The Missing Link in Economic Development
Like the proverbial man with a hammer who sees every problem as a nail, economists study the world through the lens of incentives, and have developed a rich understanding of how market participants make decisions. But although incentives are important, developing countries must do more than institute the right ones.
CAMBRIDGE – You don’t have to be a neuroscientist to understand that your brain determines what you see at least as much as the objects of perception do. This is even more the case in the social world, which generally reflects concepts – such as freedom, democracy, corruption, or poverty – that one already has in mind. But if you are an economist, your mind has been trained to see the world through the additional layer of incentives.

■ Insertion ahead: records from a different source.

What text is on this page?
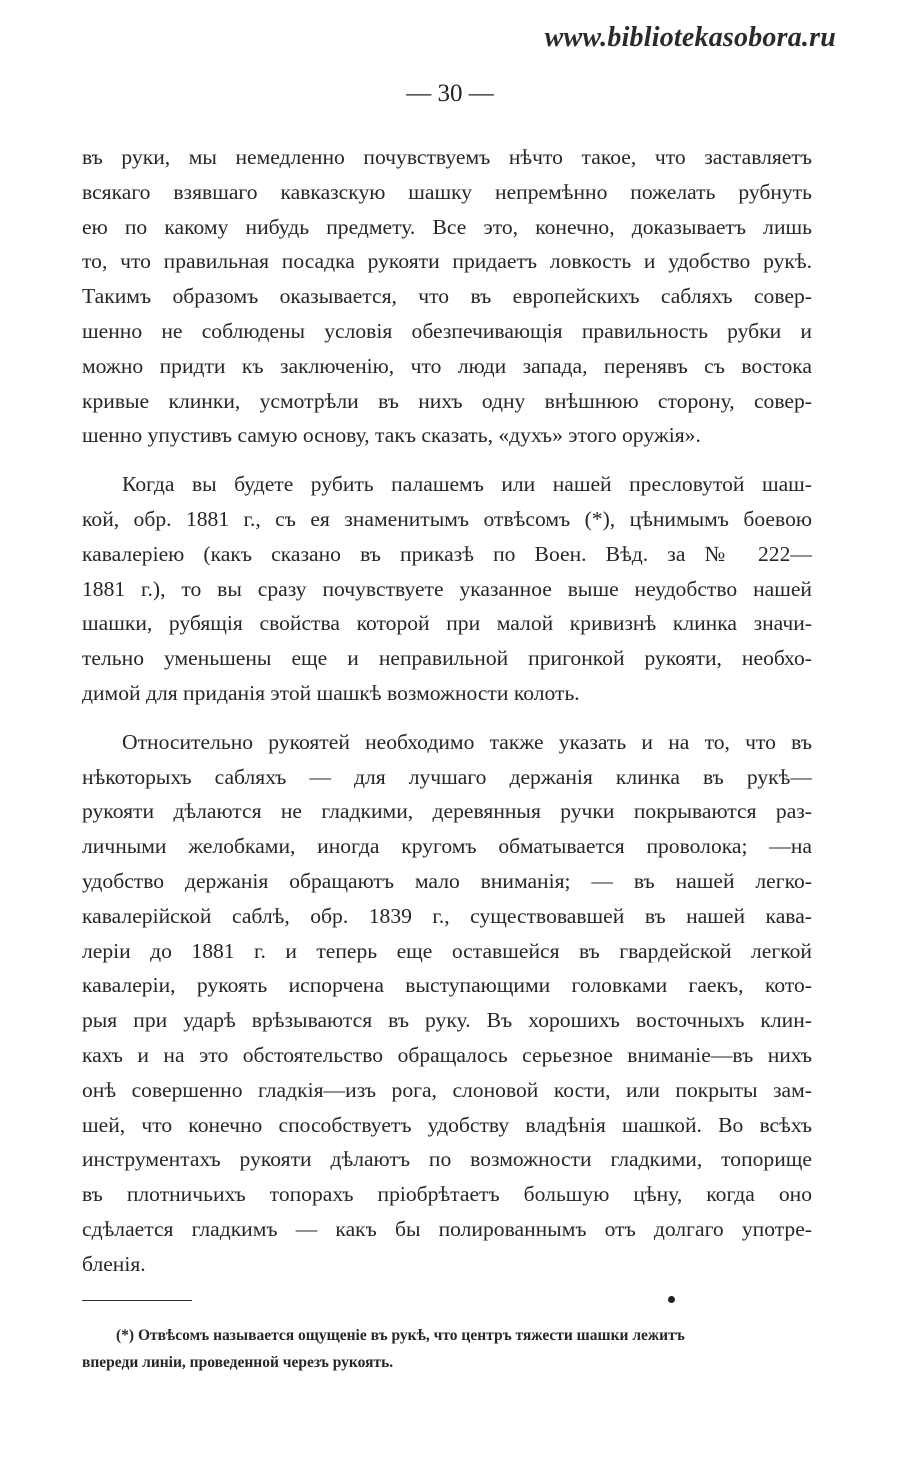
www.bibliotekasobora.ru
— 30 —
въ руки, мы немедленно почувствуемъ нѣчто такое, что заставляетъ
всякаго взявшаго кавказскую шашку непремѣнно пожелать рубнуть
ею по какому нибудь предмету. Все это, конечно, доказываетъ лишь
то, что правильная посадка рукояти придаетъ ловкость и удобство рукѣ.
Такимъ образомъ оказывается, что въ европейскихъ сабляхъ совер-
шенно не соблюдены условія обезпечивающія правильность рубки и
можно придти къ заключенію, что люди запада, перенявъ съ востока
кривые клинки, усмотрѣли въ нихъ одну внѣшнюю сторону, совер-
шенно упустивъ самую основу, такъ сказать, «духъ» этого оружія».
Когда вы будете рубить палашемъ или нашей пресловутой шаш-
кой, обр. 1881 г., съ ея знаменитымъ отвѣсомъ (*), цѣнимымъ боевою
кавалеріею (какъ сказано въ приказѣ по Воен. Вѣд. за № 222—
1881 г.), то вы сразу почувствуете указанное выше неудобство нашей
шашки, рубящія свойства которой при малой кривизнѣ клинка значи-
тельно уменьшены еще и неправильной пригонкой рукояти, необхо-
димой для приданія этой шашкѣ возможности колоть.
Относительно рукоятей необходимо также указать и на то, что въ
нѣкоторыхъ сабляхъ — для лучшаго держанія клинка въ рукѣ—
рукояти дѣлаются не гладкими, деревянныя ручки покрываются раз-
личными желобками, иногда кругомъ обматывается проволока; —на
удобство держанія обращаютъ мало вниманія; — въ нашей легко-
кавалерійской саблѣ, обр. 1839 г., существовавшей въ нашей кава-
леріи до 1881 г. и теперь еще оставшейся въ гвардейской легкой
кавалеріи, рукоять испорчена выступающими головками гаекъ, кото-
рыя при ударѣ врѣзываются въ руку. Въ хорошихъ восточныхъ клин-
кахъ и на это обстоятельство обращалось серьезное вниманіе—въ нихъ
онѣ совершенно гладкія—изъ рога, слоновой кости, или покрыты зам-
шей, что конечно способствуетъ удобству владѣнія шашкой. Во всѣхъ
инструментахъ рукояти дѣлаютъ по возможности гладкими, топорище
въ плотничьихъ топорахъ пріобрѣтаетъ большую цѣну, когда оно
сдѣлается гладкимъ — какъ бы полированнымъ отъ долгаго употре-
бленія.
(*) Отвѣсомъ называется ощущеніе въ рукѣ, что центръ тяжести шашки лежитъ
впереди линіи, проведенной черезъ рукоять.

Incentives are everywhere, and economics has developed a rich and subtle conceptual framework for understanding all the ways in which they might get distorted. We talk about moral hazard, adverse selection, common-pool problems, agency problems, externalities, rent-seeking, excludability, rivalry, and market power. With these concepts, economists can explain why someone might do too little of a good thing (like investing, working, or providing public goods), or too much of a bad thing (like taking reckless risks or polluting). Viewed this way, most problems in the world can be attributed to distorted incentives.
But an old proverb cautions against seeing every problem as a nail just because you are holding a hammer. Though economics can capture many of the subtleties of incentives, it has developed a relatively narrower palette with which to describe capabilities and how they grow. But capabilities clearly matter. If someone is not doing something that we as a society value, it might be because they can’t, not because they don’t want to. This weakness in economics has far-reaching implications for our understanding of economic growth and development, which is fundamentally about the social accumulation of productive capabilities.